Tu vas défendre cet album avec une tournée solo ou bien avec IAM ?

Akhenaton : Je ne veux pas faire de tournée solo parce que ce sont des conventions qu’on a dans le groupe. Il n’y a vraiment que Shurik’n qui a fait une tournée sur son album « Tous m’appellent Shu ». Je pense que si on le défend sur scène on le défendra tous ensemble, et on essaiera de faire une tournée sur laquelle on ne jouera que des morceaux des albums solos différents. Les fans seront prévenus, il ne faudra pas qu’ils s’attendent à entendre « Petit frère » ou « Nés sous la même étoile ». Ils n’écouteront que des morceaux solos d’IAM ou des morceaux issus des albums solos.

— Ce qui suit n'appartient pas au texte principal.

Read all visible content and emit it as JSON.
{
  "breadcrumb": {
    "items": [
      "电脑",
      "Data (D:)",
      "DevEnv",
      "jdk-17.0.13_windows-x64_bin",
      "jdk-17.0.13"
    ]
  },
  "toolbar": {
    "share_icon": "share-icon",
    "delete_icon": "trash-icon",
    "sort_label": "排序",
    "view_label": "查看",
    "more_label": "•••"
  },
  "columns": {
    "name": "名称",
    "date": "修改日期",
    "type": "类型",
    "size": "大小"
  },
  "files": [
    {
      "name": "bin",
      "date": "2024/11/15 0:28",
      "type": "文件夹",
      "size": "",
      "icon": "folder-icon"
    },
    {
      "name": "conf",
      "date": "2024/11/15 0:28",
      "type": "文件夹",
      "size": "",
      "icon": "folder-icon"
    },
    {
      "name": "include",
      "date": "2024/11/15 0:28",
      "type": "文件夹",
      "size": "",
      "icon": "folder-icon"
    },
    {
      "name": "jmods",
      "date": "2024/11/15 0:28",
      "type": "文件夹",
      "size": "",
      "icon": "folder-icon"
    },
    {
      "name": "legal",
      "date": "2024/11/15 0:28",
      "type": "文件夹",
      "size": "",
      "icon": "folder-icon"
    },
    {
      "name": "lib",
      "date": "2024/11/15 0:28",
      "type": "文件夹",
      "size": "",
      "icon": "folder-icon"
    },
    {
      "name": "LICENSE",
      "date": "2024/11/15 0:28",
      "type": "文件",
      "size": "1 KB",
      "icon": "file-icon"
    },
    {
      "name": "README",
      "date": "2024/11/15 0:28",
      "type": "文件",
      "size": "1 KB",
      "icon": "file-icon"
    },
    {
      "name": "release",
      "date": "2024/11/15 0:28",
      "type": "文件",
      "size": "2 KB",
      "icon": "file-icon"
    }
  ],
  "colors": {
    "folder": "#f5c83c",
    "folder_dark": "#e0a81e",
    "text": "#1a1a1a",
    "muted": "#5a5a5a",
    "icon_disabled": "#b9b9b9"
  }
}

Entre le solo de Shurik’n, ton solo et les deux albums d’IAM, vous avez un gros rythme de sorties. Pensez-vous faire une pause ?

Akhenaton : Je ne sais pas du tout de quoi sera fait l’avenir, mais ça ne ressemble pas à un break. (rires) On nous donne les moyens de pouvoir faire des albums et produire des choses, on a toujours été super créatif. L’essentiel de notre activité c’est de tourner, faire des scènes, dont énormément à l’étranger. Du coup si on disparaît un peu ici, c’est parce qu’on est dans des endroits un peu lointains, et c’est quelque chose sur lequel on va forcer, sur l’année à venir en tout cas. On sera peut-être un peu plus discrets en France, mais présents à l’étranger.

As-tu des projets à annoncer ?

Akhenaton : Je suis commissaire à une exposition à l’Institut du Monde Arabe qui aura lieu au mois d’avril prochain, basée sur la transmission de la culture Hip Hop des Etats-Unis à la France et au monde arabe. On va faire des expos dans lesquelles le Hip Hop des pays arabes qui sera mis à l’honneur. On parlera de la danse, du rap, du DJing, du beatmaking… Je trouve ça plutôt cool de la part de l’Institut du Monde Arabe qui a plutôt des expositions basées sur l’Histoire, sur des trucs plus historiques. C’est une belle reconnaissance qu’ils ouvrent leurs portes à notre culture. Je vais militer pour qu’il y ait aussi des actes live, qu’on puisse faire des concerts adossés à cette expo-là.

Akhenaton - Je suis en vie - Le Bon Son

Akhenaton – Je suis en vie : disponible depuis le 3 novembre.